Ora, con milioni di cittadini costretti a spegnere i riscaldamenti perché impossibilitati a pagare le bollette, al posto di rivendicare una legittima autonomia politica, la stragrande maggioranza dei leader europei preferisce scimmiottare Biden. E questo nonostante gli errori commessi in Afghanistan; le bugie dette da Powell sulle armi di distruzione di massa in mano a Saddam Hussein (il quale le aveva avute, tra l’altro provenienti in larga parte dai Paesi occidentali, ma le aveva già usate per trucidare i curdi ad Halabja nel silenzio generale); l’indecente guerra in Libia combattuta non per salvare i libici da Gheddafi ma per uccidere il rais che aveva piani anti-imperialisti in Africa.

«Tutti coloro che dimenticano il loro passato, sono condannati a riviverlo», scrisse Primo Levi. «There is nothing more grotesque than a media pushing for war» ha scritto pochi giorni fa Edward Snowden.

Mi auguro (e credo) che per quanto riguarda la crisi ucraina il buonsenso prevalga. Ma con esso dovrebbe prevalere la verità il cui contrario, soprattutto oggi, non è la menzogna, ma l’ipocrisia. L’ipocrisia di chi sostiene, senza alcun spirito critico, ogni decisione presa dalla NATO, dunque da Washington, facendo finta di ignorare che se al posto di Putin ci fosse stato un qualsiasi Presidente USA – da Bill Clinton, colui che riportò la guerra in Europa 54 anni dopo la fine del secondo conflitto mondiale, fino al Premio Nobel Obama che diede l’ordine di bombardare la Libia 529 giorni dopo aver ricevuto la prestigiosa onorificenza – sarebbero già partiti migliaia di missili.

L’ipocrisia di chi si augura “un Presidente europeista ed atlantista” ergendosi a statista quando altro non è che un portavoce del padrone.

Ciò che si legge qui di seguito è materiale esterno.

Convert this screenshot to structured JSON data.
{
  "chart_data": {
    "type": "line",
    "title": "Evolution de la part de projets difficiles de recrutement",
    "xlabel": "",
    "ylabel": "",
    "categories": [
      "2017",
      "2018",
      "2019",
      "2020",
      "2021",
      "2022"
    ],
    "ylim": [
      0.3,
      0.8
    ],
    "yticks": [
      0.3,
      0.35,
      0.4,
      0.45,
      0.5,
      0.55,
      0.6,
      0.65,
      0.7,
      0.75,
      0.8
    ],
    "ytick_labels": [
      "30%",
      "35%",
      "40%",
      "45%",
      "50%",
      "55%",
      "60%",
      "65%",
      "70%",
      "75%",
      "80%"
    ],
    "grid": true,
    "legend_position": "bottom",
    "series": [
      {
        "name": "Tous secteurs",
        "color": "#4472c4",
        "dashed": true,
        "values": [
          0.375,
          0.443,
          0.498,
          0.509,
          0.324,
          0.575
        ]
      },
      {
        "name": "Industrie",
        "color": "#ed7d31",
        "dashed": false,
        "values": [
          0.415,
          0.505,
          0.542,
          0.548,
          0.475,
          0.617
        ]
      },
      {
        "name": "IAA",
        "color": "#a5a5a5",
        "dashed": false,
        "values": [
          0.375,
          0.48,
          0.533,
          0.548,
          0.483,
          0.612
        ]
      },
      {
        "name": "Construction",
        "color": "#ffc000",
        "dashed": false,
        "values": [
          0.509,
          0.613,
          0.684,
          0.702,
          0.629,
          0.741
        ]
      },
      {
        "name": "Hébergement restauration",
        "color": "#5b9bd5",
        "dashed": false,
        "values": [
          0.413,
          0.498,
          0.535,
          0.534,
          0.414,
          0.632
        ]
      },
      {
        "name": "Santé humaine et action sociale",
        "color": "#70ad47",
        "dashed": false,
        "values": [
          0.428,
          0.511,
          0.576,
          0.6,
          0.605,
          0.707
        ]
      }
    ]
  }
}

Alcuni giorni fa, un Romano Prodi svincolato da dogmi e precetti atlantici, ha espresso concetti ampiamente condivisibili. Ha suggerito di concludere con la Russia accordi a lungo termine sulle forniture di gas che possano da un lato “rassicurare” Mosca e dall’altro abbassare i prezzi per i consumatori italiani. Ha ribadito la fedeltà alla NATO sostenendo, tuttavia, la sacralità degli interessi nazionali. E, per finire, ha sostenuto che la gestione dei confini della NATO sul fronte orientale dovrebbe essere una questione “europea”. Come a dire, una cosa è la NATO, altro l’Unione europea. Ripeto, concetti ampiamente condivisibili.

L’errore più grande che possa commettere oggi l’Unione europea è demonizzare la Russia spingendola tra le braccia della Cina. In tal caso il vaso non sarebbe più di coccio ma di vetro soffiato. Infinitamente più fragile.